JAKARTA, KOMPAS.com - Presiden Joko Widodo saat rapat terbatas di Kantor Presiden, Selasa (8/1/2019) lalu, menyebut, kerugian akibat kemacetan yang terjadi di Jabodetabek mencapai Rp 65 triliun per tahun.
Presiden menilai, integrasi antarmoda dan intramoda diperlukan untuk mengatasi persoalan tersebut.
Pemerintah pun berupaya mengatasinya dengan membangun LRT dan MRT yang kelak akan terintegrasi dengan kereta Commuter Line, Transjakarta, hingga kereta Bandara International Soekarno-Hatta.
Menurut Country Director Institute for Transportation and Development Policy (ITDP) Indonesia Yoga Adiwinarto integrasi antar angkutan umum tidak cukup bila hanya berbicara tentang rute tanpa menyinggung tarif.
Baca juga: Rp 65 Triliun Hilang Per Tahun akibat Kemacetan di Jadebotabek
"Orang kadang males juga ya, 'duh saya bayar Rp 4.000 naik angkot. Mending kalau angkotnya sekali, kalau nyambung kan harus bayar Rp 8.000. Belum lagi kalau naik Transjakarta harus nambah Rp 3.500'," ucap dia saat dihubungi Kompas.com, Jumat (11/1/2019).
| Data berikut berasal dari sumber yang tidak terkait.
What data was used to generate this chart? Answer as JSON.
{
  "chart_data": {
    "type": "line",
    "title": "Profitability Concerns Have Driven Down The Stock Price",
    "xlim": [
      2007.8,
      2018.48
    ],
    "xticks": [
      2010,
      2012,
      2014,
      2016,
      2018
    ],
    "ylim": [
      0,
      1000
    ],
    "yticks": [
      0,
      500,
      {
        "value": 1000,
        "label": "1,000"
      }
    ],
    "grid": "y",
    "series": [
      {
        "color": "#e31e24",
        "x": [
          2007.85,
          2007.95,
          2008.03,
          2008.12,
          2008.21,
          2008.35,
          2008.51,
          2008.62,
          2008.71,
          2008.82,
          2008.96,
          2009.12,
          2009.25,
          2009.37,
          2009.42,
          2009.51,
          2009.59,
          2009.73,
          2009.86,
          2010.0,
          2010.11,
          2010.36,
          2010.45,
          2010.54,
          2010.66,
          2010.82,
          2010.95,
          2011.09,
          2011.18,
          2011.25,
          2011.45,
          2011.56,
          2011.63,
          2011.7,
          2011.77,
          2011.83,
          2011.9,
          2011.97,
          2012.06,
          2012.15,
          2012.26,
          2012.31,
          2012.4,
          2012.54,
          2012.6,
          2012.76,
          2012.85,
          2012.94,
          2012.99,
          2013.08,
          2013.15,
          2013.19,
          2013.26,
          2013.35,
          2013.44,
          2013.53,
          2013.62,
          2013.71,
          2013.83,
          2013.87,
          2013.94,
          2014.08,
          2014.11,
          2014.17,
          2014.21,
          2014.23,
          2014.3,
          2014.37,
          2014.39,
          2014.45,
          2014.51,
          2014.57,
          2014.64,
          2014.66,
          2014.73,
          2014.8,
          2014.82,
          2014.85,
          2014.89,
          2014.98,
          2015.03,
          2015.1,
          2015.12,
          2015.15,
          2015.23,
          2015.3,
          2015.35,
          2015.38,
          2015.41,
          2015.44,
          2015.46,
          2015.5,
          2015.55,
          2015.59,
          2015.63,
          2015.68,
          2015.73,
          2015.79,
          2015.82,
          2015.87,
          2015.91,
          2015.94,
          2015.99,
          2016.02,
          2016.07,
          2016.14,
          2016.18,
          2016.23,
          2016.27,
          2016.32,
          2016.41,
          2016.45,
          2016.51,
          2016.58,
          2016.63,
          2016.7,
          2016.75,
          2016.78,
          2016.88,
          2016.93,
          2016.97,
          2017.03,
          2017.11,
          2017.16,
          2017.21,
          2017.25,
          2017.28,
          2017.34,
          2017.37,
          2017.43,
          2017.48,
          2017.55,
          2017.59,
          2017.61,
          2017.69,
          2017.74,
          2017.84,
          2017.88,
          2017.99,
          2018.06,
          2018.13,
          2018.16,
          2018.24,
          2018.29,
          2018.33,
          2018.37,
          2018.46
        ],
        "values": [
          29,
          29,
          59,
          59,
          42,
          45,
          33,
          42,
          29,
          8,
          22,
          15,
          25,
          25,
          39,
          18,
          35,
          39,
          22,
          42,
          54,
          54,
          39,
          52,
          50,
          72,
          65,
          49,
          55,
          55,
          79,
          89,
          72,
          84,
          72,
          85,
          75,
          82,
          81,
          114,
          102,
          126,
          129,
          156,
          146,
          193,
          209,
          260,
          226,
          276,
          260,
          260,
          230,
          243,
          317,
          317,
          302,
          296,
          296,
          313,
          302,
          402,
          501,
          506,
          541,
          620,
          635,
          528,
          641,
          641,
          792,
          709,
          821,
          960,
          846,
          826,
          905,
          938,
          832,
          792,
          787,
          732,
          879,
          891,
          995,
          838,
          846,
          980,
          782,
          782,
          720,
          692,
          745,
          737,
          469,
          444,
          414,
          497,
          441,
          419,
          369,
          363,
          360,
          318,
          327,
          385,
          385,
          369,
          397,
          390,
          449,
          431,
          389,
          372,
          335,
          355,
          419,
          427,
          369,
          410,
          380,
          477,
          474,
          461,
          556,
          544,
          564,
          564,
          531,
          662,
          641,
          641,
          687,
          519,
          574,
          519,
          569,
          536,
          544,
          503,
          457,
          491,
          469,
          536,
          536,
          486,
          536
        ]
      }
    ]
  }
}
"Nanti sampai ujung nyambung lagi. Akhirnya banyak biayanya. Ujung-ujungnya naik Gojek aja deh. Jangan-jangan biayanya enggak beda dan bahkan lebih murah," imbuh dia.
Yoga mengatakan, apa yang telah dilakukan Pemprov DKI dengan menerapkan Jak Lingko saat ini sudah cukup baik. Sebab, masyarakat pemegang kartu cukup membayar Rp 5.000 setiap tiga jam.
Sebagai ilustrasi, pengguna Jak Lingko saat tap in di Transjakarta pukul 07.00 WIB cukup bayar Rp 3.500.
Baca juga: Enam Penyebab Orang Malas Naik Angkutan Umum
Selanjutnya, ia berganti rute dan tap in kembali pukul 09.00, cukup membayar Rp 1.500. Lalu, ketika akan tap in kembali pukul 10.00 WIB, ia cukup bayar Rp 0.
"Kenapa 3 jam? Mungkin kan perjalanan dari rumah ke kantor kan memakan waktu tiga jam. Kalau tiga jam ini mungkin dia sudah sampai kantor. Dia nanti meeting lagi, pakai angkutan umum, sudah beda jenis," tutur Yoga.
Meski dari sisi tarif Jak Lingko sudah cukup baik, Yoga menyayangkan, kebijakan itu baru diterapkan pada angkot eksisting.
Di sisi lain, masih banyak angkutan kota yang sudah tidak laik operasi sehingga dianggap kurang nyaman oleh masyarakat.
Pada akhirnya, masyarakat pun menjadi enggan kembali untuk naik angkutan umum tersebut.
"Kadang bagi orang jakarta itu murah enggak penting, yang penting nyaman. Jadi yang berikutnya harus ada upgrade di armadanya," tutup Yoga.